Don’t forget to apply through our website! It’s the best way to ensure your application gets seen by the right people. Plus, it shows you're genuinely interested in joining the team.

We think you need these skills to ace Quantitative Developer, Trading and Client Controls (TaCC)

Python programming
Anaconda suite proficiency
Data integration
ETL/ELT processes
Data quality assurance
Anomaly detection
Machine learning

Some tips for your application 🫡

Tailor Your CV:Make sure your CV is tailored to the Quantitative Developer role. Highlight your experience with Python, data integration, and any relevant projects that showcase your skills in anomaly detection and model development.

Craft a Compelling Cover Letter:Your cover letter should tell us why you're the perfect fit for the TaCC team. Share specific examples of your past work that align with our goals, especially around fraud detection and stakeholder engagement.

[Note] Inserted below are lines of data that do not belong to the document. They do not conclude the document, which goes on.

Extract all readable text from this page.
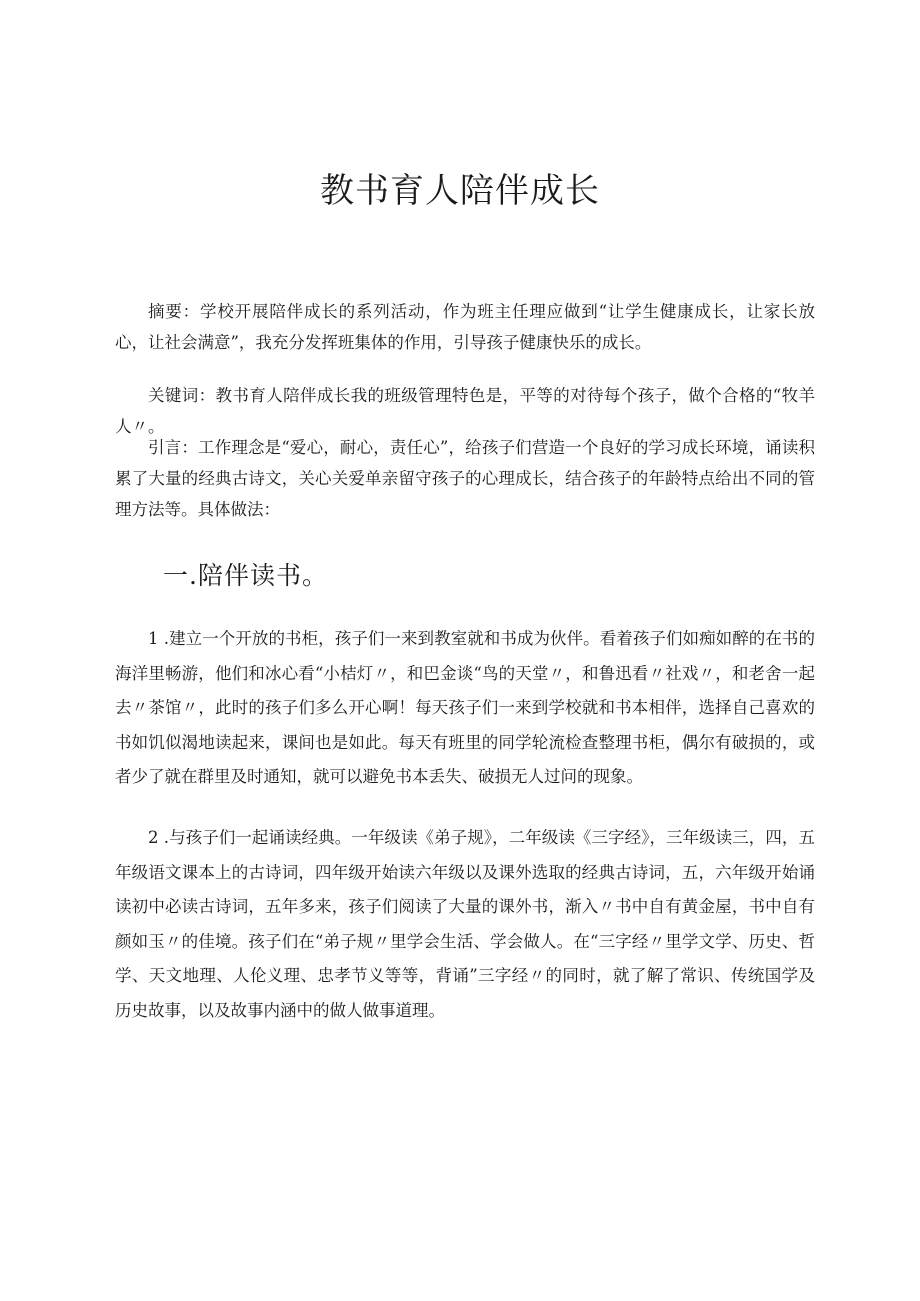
教书育人陪伴成长

摘要：学校开展陪伴成长的系列活动，作为班主任理应做到“让学生健康成长，让家长放心，让社会满意”，我充分发挥班集体的作用，引导孩子健康快乐的成长。

关键词：教书育人陪伴成长我的班级管理特色是，平等的对待每个孩子，做个合格的“牧羊人〃。

引言：工作理念是“爱心，耐心，责任心”，给孩子们营造一个良好的学习成长环境，诵读积累了大量的经典古诗文，关心关爱单亲留守孩子的心理成长，结合孩子的年龄特点给出不同的管理方法等。具体做法：

一.陪伴读书。

1 .建立一个开放的书柜，孩子们一来到教室就和书成为伙伴。看着孩子们如痴如醉的在书的海洋里畅游，他们和冰心看“小桔灯〃，和巴金谈“鸟的天堂〃，和鲁迅看〃社戏〃，和老舍一起去〃茶馆〃，此时的孩子们多么开心啊！每天孩子们一来到学校就和书本相伴，选择自己喜欢的书如饥似渴地读起来，课间也是如此。每天有班里的同学轮流检查整理书柜，偶尔有破损的，或者少了就在群里及时通知，就可以避免书本丢失、破损无人过问的现象。

2 .与孩子们一起诵读经典。一年级读《弟子规》，二年级读《三字经》，三年级读三，四，五年级语文课本上的古诗词，四年级开始读六年级以及课外选取的经典古诗词，五，六年级开始诵读初中必读古诗词，五年多来，孩子们阅读了大量的课外书，渐入〃书中自有黄金屋，书中自有颜如玉〃的佳境。孩子们在“弟子规〃里学会生活、学会做人。在“三字经〃里学文学、历史、哲学、天文地理、人伦义理、忠孝节义等等，背诵”三字经〃的同时，就了解了常识、传统国学及历史故事，以及故事内涵中的做人做事道理。
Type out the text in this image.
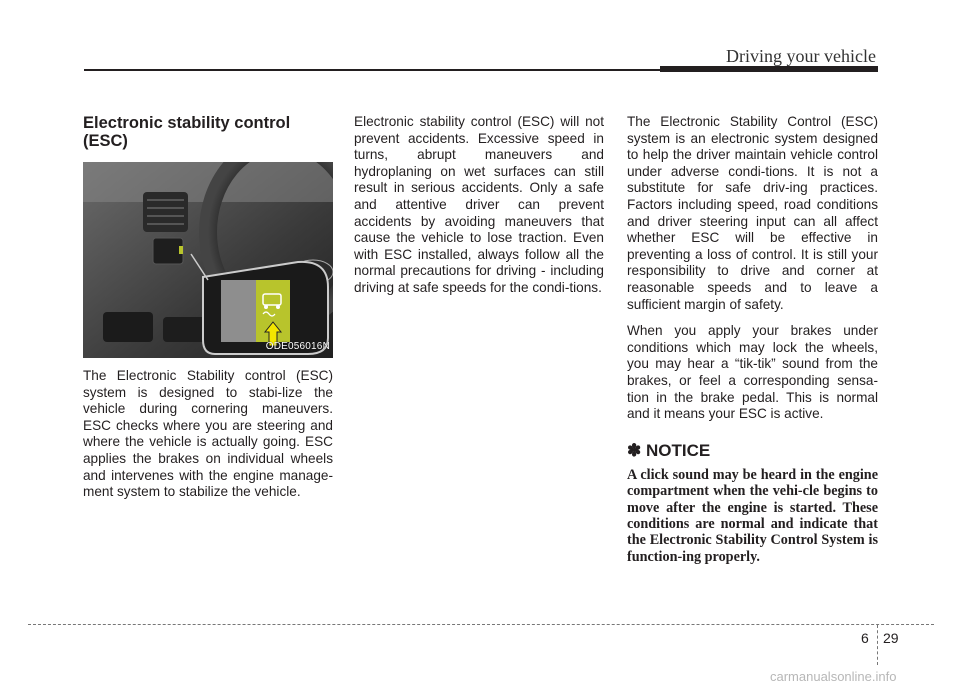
Driving your vehicle
Electronic stability control
(ESC)
ODE056016N

The Electronic Stability control (ESC) system is designed to stabi-lize the vehicle during cornering maneuvers. ESC checks where you are steering and where the vehicle is actually going. ESC applies the brakes on individual wheels and intervenes with the engine manage-ment system to stabilize the vehicle.

Electronic stability control (ESC) will not prevent accidents. Excessive speed in turns, abrupt maneuvers and hydroplaning on wet surfaces can still result in serious accidents. Only a safe and attentive driver can prevent accidents by avoiding maneuvers that cause the vehicle to lose traction. Even with ESC installed, always follow all the normal precautions for driving - including driving at safe speeds for the condi-tions.

The Electronic Stability Control (ESC) system is an electronic system designed to help the driver maintain vehicle control under adverse condi-tions. It is not a substitute for safe driv-ing practices. Factors including speed, road conditions and driver steering input can all affect whether ESC will be effective in preventing a loss of control. It is still your responsibility to drive and corner at reasonable speeds and to leave a sufficient margin of safety.

When you apply your brakes under conditions which may lock the wheels, you may hear a “tik-tik” sound from the brakes, or feel a corresponding sensa-tion in the brake pedal. This is normal and it means your ESC is active.

✽ NOTICE

A click sound may be heard in the engine compartment when the vehi-cle begins to move after the engine is started. These conditions are normal and indicate that the Electronic Stability Control System is function-ing properly.

6 29
carmanualsonline.info
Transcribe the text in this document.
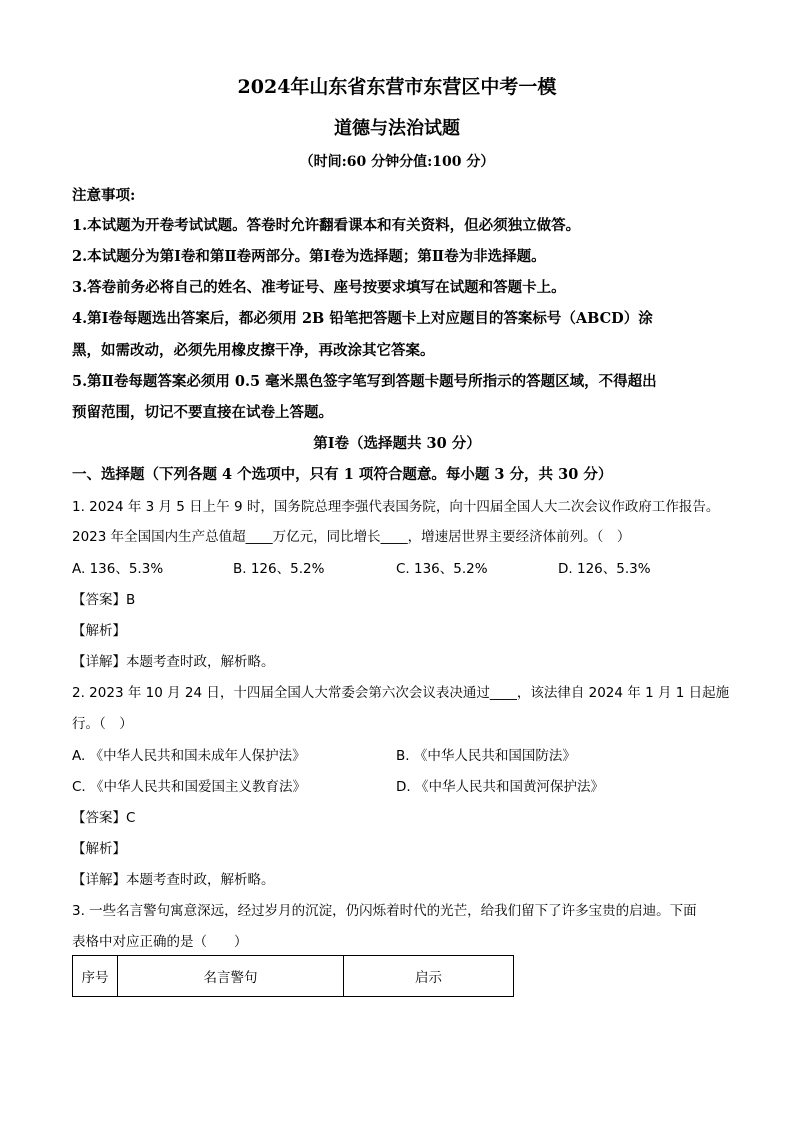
2024年山东省东营市东营区中考一模
道德与法治试题
（时间:60 分钟分值:100 分）
注意事项:
1.本试题为开卷考试试题。答卷时允许翻看课本和有关资料，但必须独立做答。
2.本试题分为第Ⅰ卷和第Ⅱ卷两部分。第Ⅰ卷为选择题；第Ⅱ卷为非选择题。
3.答卷前务必将自己的姓名、准考证号、座号按要求填写在试题和答题卡上。
4.第Ⅰ卷每题选出答案后，都必须用 2B 铅笔把答题卡上对应题目的答案标号（ABCD）涂
黑，如需改动，必须先用橡皮擦干净，再改涂其它答案。
5.第Ⅱ卷每题答案必须用 0.5 毫米黑色签字笔写到答题卡题号所指示的答题区域，不得超出
预留范围，切记不要直接在试卷上答题。
第Ⅰ卷（选择题共 30 分）
一、选择题（下列各题 4 个选项中，只有 1 项符合题意。每小题 3 分，共 30 分）
1. 2024 年 3 月 5 日上午 9 时，国务院总理李强代表国务院，向十四届全国人大二次会议作政府工作报告。
2023 年全国国内生产总值超____万亿元，同比增长____，增速居世界主要经济体前列。（　）
A. 136、5.3%	B. 126、5.2%	C. 136、5.2%	D. 126、5.3%
【答案】B
【解析】
【详解】本题考查时政，解析略。
2. 2023 年 10 月 24 日，十四届全国人大常委会第六次会议表决通过____，该法律自 2024 年 1 月 1 日起施
行。（　）
A. 《中华人民共和国未成年人保护法》	B. 《中华人民共和国国防法》
C. 《中华人民共和国爱国主义教育法》	D. 《中华人民共和国黄河保护法》
【答案】C
【解析】
【详解】本题考查时政，解析略。
3. 一些名言警句寓意深远，经过岁月的沉淀，仍闪烁着时代的光芒，给我们留下了许多宝贵的启迪。下面
表格中对应正确的是（　　）
序号	名言警句	启示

Showcase Your Technical Skills:Don’t forget to emphasise your programming skills, particularly with Python and data science tools. We want to see how you’ve used these skills in real-world scenarios, so be specific about your contributions.

Apply Through Our Website:We encourage you to apply through our website for a smoother application process. It’s the best way for us to receive your application and ensure it gets the attention it deserves!

How to prepare for a job interview at Deutsche Bank AG

Know Your Models

Make sure you understand the core models and controls related to anomaly detection. Be prepared to discuss how you would drive model implementation from prototype to production, and share examples of your past experiences in model development.

Data Integration Mastery

Brush up on your ETL/ELT processes and be ready to explain how you've handled data integration with new source systems. Highlight any specific challenges you've faced and how you overcame them, as this will show your problem-solving skills.

Stakeholder Engagement

Demonstrate your excellent interpersonal skills by preparing to discuss how you've engaged with key stakeholders in previous roles. Think of examples where you translated complex needs into technical proposals, as this is crucial for the role.

Programming Proficiency

Since strong programming skills in Python/Anaconda are essential, be ready to showcase your expertise. You might even want to prepare a small coding example or discuss a project where you used libraries like Scikit-learn, Pandas, or NumPy effectively.